Нехватка и избыток не прилаживаются здесь друг к другу, но каждое продолжает петь на свой лад — так что «перворазличие» изображается все же скорее как разлаженность, нежели слаженность — удача порождает тоску, тоска продлевает удачу (по Хайдеггеру, «лад есть кружение, кружения бытия и сущего друг вокруг друга» 10; [19] кружит хищная птица вокруг добычи, кружит любящий подле возлюбленного, кружат друг вокруг друга опытные воины, вступившие в поединок; и разве возможна от начала и до конца нейтральная интонация при оглашении этого кружения, разговор о «различии как таковом», безразлично к тому, что именно различается?).

Как здесь не вспомнить Безымянного Поэта из «Козлиной песни» Константина Вагинова, который, перед тем как пустить себе пулю в висок, зачем-то сосал дуло револьвера; и еще других — как гораздо более именитых мастеров отливать пули, так и вовсе безвестных «поэтов по жизни», чаявших оседлать эту «крупную муху», чтобы ткать свой узор по ту сторону удач и печалей.

Примечания
  • [1] См.: Нанси Ж.-Л. О со-бытии // Философия Мартина Хайдеггера и современность.

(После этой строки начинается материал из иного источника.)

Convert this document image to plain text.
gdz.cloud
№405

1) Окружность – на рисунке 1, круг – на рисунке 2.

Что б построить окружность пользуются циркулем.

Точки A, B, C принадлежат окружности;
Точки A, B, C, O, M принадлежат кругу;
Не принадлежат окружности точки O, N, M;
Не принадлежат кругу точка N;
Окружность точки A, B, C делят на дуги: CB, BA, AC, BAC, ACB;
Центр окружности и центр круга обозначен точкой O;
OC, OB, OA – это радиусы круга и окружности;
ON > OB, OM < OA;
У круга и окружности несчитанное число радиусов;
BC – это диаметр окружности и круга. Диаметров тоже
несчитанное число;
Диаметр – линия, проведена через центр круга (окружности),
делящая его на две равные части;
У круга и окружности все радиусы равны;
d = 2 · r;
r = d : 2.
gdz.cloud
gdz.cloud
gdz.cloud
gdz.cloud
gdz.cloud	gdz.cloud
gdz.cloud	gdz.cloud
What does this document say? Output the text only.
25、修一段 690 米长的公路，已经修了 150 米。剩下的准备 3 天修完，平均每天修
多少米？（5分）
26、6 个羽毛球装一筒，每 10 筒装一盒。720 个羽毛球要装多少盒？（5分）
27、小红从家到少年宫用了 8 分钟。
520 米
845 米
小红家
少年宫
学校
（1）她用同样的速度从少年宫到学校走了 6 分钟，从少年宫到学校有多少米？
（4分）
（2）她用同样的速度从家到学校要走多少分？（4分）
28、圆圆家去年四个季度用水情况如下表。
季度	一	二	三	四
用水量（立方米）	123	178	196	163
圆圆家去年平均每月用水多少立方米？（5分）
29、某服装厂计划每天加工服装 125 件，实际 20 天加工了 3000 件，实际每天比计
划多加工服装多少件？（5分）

М., 1991. С. 95.
  • [2] Желая спровоцировать читательский, а возможно, и издательский интерес, я буду использовать для цитирования полную версию того текста, фрагменты которого публикуются в этом номере.
  • [3] Хотя что именно, каждый узнает про себя — опыт экзистенции имеет беспримерный характер (см.: Горичева Т., Иванов Н., Орлов Д., Секацкий А. Ужас реального. СПб., 2003. С. 140).
  • [4] Конечно, никто не забыл о «парадоксе лжеца» — разумеется, истина абсолютна, ложь — относительна, бытие — есть, небытие — не есть, и т. п. Речь идет не о формальном оспаривании этого положения, но, если угодно, о содержании тех переживаний, которые имеют место вследствие этого неоспоримого положения.
  • [5] Блох Э. Тюбингенское введение в философию. Екатеринбург, 1997. С. 354.
  • [6] Деррида Ж. Эссе об имени. М., СПб., 1998. С. 94.
  • [7] Там же, с. 101.
  • [8] Цит. по: Эткинд А. Эрос невозможного. История психоанализа в России. СПб., 1993. С. 33.
  • [9] Рильке Р.-М. Дуинские элегии. Элегия четвертая. В пер. В. Микушевича.
  • [10] Хайдеггер М. Тождество и различие. М., 1997. С. 55.